The Raven's Blog

28.02.20

Redcar and Cleveland Borough Council - Steely determination

Source: PSE Feb/March 20

Mary Lanigan, Council Leader for Redcar and Cleveland Borough Council

Steel has been the lifeblood of generations in Redcar and Cleveland.

We like to tell everyone we meet that our steel built the world; it’s not wholly true, but our steel did build many of the world’s great bridges, including the Sydney Harbour Bridge. It is also responsible for Newcastle’s Tyne Bridge and the small matter of the Indian railways.

Steel has provided thousands of well-paid jobs and supported families around the area. You won’t meet many people around our borough who didn’t have a relative or friend working in steel, so it’s not surprising it has created a strong sense of identity and will always be linked to our history.

In 2015, Redcar suffered the hammer blow of seeing its steelworks go into liquidation, with the immediate loss of around 2,000 jobs, plus a further 1,000 in the supply chain.

Any area that loses a major employer suffers and in truth it was about more than just the loss of work for our area. In many cases those who lost their jobs had never known anything different; their own fathers may have worked in the industry before they got jobs at the works themselves. The dedication and sense of community among the workforce was a part of what made the Redcar steelworks so special.

Now, though, the former steelworks site has a very different feel about it.

The site is enormous – one of the largest industrial sites in Europe – and so is its potential. It also sits next to the River Tees and Teesport, already England’s biggest exporting port.

It is well connected by road and easy to access for future workers from around Redcar and Cleveland and the wider Tees Valley.

That land is now maintained and marketed by the South Tees Development Corporation. I sit on the board, along with other political, business and public sector leaders.

The Corporation has had more than 100 enquiries from companies around the world which have shown interest in being part of the site’s future. The encouraging thing has been the quality of the companies we have been talking to; they are at the cutting edge of what they do and their presence where we live would be a huge enhancement to our offer.

The STDC site really does provide a fabulous opportunity for companies to become part of something which will be transformational to the economies of Redcar and Cleveland, the North East and the whole of the North of England.

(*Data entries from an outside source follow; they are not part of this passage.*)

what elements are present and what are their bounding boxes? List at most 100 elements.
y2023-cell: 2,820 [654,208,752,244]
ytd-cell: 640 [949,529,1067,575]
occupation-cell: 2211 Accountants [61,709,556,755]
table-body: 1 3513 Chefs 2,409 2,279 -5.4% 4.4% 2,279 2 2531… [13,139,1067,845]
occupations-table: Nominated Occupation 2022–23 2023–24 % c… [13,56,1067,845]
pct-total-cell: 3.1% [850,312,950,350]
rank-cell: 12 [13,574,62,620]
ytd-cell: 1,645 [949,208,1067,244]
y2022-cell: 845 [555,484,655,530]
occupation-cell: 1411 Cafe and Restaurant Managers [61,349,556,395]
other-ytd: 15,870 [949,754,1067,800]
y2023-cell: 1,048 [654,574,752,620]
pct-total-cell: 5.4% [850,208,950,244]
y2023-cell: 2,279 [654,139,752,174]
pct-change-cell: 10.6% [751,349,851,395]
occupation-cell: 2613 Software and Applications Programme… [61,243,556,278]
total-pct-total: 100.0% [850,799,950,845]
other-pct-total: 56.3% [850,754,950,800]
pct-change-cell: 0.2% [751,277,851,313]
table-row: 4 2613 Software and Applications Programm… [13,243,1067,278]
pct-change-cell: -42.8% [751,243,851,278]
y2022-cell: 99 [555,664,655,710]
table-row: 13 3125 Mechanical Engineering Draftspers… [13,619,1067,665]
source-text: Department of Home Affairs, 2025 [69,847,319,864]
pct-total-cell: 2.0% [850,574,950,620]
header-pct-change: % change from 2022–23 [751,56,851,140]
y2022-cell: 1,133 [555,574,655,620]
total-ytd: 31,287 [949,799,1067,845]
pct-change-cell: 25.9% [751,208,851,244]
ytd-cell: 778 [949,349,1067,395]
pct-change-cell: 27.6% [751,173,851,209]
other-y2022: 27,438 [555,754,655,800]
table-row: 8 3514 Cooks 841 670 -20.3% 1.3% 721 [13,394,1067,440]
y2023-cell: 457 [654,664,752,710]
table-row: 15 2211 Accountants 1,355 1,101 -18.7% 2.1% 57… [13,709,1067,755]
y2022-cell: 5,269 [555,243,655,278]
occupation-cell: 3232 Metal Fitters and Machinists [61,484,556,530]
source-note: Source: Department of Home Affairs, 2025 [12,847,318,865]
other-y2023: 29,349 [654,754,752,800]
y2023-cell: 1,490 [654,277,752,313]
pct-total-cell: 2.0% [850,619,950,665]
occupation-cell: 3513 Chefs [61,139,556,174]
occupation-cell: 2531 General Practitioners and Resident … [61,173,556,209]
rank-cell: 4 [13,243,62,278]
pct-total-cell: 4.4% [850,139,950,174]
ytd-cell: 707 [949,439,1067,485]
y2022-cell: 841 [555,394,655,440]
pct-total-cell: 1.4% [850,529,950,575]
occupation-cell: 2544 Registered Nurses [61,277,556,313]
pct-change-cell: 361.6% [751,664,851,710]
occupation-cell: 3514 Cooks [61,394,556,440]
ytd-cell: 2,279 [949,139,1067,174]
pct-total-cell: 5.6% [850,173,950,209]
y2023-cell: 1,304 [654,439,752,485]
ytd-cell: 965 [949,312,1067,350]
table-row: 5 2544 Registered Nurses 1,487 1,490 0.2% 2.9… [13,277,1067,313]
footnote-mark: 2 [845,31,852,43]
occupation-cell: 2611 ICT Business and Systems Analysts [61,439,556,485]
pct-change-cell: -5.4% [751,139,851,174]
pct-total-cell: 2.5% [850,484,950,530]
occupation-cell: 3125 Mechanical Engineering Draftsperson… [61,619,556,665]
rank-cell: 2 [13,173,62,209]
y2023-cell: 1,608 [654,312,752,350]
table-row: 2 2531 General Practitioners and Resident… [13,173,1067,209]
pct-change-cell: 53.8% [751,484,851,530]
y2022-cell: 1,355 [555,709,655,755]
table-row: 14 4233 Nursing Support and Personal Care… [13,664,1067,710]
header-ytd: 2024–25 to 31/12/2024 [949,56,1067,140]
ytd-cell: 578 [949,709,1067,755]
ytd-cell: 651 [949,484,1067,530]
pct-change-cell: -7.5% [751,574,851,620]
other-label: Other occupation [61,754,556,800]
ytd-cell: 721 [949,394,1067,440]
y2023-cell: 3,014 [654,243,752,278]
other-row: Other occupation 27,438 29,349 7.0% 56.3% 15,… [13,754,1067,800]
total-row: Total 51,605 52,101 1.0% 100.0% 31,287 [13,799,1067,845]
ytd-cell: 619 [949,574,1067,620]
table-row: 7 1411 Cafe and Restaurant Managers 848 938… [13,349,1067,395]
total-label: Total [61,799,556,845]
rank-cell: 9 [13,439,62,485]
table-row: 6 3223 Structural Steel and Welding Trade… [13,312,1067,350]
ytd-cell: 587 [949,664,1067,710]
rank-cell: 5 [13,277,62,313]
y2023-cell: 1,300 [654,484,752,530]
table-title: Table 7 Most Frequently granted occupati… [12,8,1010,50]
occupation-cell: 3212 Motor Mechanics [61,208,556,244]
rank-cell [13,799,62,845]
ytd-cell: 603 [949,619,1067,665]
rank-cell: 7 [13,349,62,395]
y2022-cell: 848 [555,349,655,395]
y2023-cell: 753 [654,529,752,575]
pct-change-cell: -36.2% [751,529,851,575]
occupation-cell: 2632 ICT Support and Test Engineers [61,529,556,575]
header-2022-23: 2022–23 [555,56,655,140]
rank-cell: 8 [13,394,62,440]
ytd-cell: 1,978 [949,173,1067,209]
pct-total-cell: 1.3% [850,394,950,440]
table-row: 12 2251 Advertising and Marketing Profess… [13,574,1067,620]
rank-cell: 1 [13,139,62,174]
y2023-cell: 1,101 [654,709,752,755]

There is also the prospect of another benefit, perversely at a time when a good proportion of the country is looking forward with caution.

While Brexit brings uncertainty about how our industries will fare in the new world, it gives a huge opportunity to the STDC site with the possibility of a freeport.

The Government has spoken encouragingly about the area around Teesport becoming a freeport and enjoying tariff-free status at a time when doing so will potentially provide a huge advantage to those within the zone.

In the meantime, the site will be reclaimed and decontaminated to become home to thriving industry which will bring thousands of jobs and the resultant prosperity to families in our borough and the wider Teesside area.

The Government funded the cost of securing the site and recently announced a further £71m to prepare it for investment. Confirming new companies coming to the site will be hugely exciting.

There will be a need for further significant investment to continue that development but there is no doubt it will be repaid over time by the increased prosperity it will bring. The project really is that big.

We look forward to continuing working with Whitehall to make the ambition a reality.

Our borough has a history of innovation and industrial excellence, and with the right support, there’s no reason why that won’t continue to be the case long into the future.

We are keen to work with companies to bring work and prosperity to the families who proudly call Redcar and Cleveland their home.

There has been positive news on the Sirius Minerals project near Whitby, a transformative venture which would employ hundreds of people from our area. We are also still hopeful on the outcome of talks that would see two British Steel plants in our borough taken over, securing hundreds more well-paid jobs.

Life has been challenging since the closure of our steelworks, but a bright future for thousands of people is developing on the site which was once its home.